Hamm has lymphatic cancer and carcinoma, and hepatitis C and past drug use have also compromised Hamm’s veins, Harcourt argued. Those factors made lethal injection a cruel and unusual execution method for Hamm, Harcourt said Saturday.
Harcourt said he’s been arguing this for months to state and federal officials. He visited Hamm Friday afternoon.
“I was able to look at his legs and see the puncture wounds below his knees and on his ankle and feet,” Harcourt said. “He’s limping badly.
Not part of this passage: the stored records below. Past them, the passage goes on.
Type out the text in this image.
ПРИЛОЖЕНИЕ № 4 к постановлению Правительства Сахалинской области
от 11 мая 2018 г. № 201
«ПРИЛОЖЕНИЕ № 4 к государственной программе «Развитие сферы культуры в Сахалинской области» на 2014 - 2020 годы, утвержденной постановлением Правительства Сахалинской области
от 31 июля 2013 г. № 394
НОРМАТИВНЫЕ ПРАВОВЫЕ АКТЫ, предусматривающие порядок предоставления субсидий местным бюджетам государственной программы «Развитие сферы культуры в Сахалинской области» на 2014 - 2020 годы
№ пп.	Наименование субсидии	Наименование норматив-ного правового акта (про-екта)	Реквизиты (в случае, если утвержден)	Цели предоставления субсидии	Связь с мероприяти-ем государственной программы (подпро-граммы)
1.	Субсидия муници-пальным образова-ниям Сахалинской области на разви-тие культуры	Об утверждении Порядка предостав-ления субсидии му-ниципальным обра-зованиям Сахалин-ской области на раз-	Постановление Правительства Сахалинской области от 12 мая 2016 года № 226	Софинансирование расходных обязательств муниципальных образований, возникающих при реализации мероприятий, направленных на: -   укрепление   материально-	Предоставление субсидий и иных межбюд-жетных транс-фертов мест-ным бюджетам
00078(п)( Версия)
He’s terribly sore, particularly in his groin, and scarred, but he’s got good spirits.”
Chief U.S. District Judge Karon Bowdre on Friday ordered a medical evaluation on Hamm and called for the state to preserve the clothes he was wearing the night of his planned execution. On Thursday, Hamm’s lethal injection was to be administered through Hamm’s leg. But it didn’t work. Jeff Dunn, Alabama Department of Corrections commissioner, told reporters afterwards that medical staff didn’t believe they could access Hamm’s veins properly and in time.
Harcourt said the procedure amounted to torture. “So they spent anywhere around an hour and a half, two, possibly two and a half hours poking him, sticking needles in him, sticking needles in his groin, and they were unable to access his veins,” Harcourt said.
Heath, the physician who will perform Hamm’s medical exam Sunday, evaluated him in September and concluded that Hamm had no accessible veins on his upper left extremities or either of his lower extremities.
The State of Alabama argued that there were ways to access Hamm’s veins. U.S. District Judge Karon Bowdre earlier this month issued a stay of execution for Hamm, but an appeals circuit court granted Alabama’s emergency motion to move forward with it. The U.S. Supreme Court granted a temporary stay at the last minute.
Harcourt said he plans to sue around the claim that Hamm is being subjected to cruel and unusual punishment. The case has taken a turn from preventing a failed execution attempt to what Harcourt calls “wrongful execution.”
“There’s a lot to be litigated about the fact that he was actually subjected to this form of torture, but with deliberate indifference to everything we had been saying,” Harcourt said. “I think he was subjected to torture on Thursday night with deliberate indifference by the state.”
The state hasn’t indicated it would reschedule the execution anytime soon. Hamm has been fighting lymphatic cancer and carcinoma for four years. “At some point, I think the cancer is going to win, so at some point what we were proposing instead of lethal injection was a form of medical aid in dying,” Harcourt said. That method involves ingesting a small amount of liquid that is lethal.
Hamm was on death row for the 1987 murder of a motel clerk.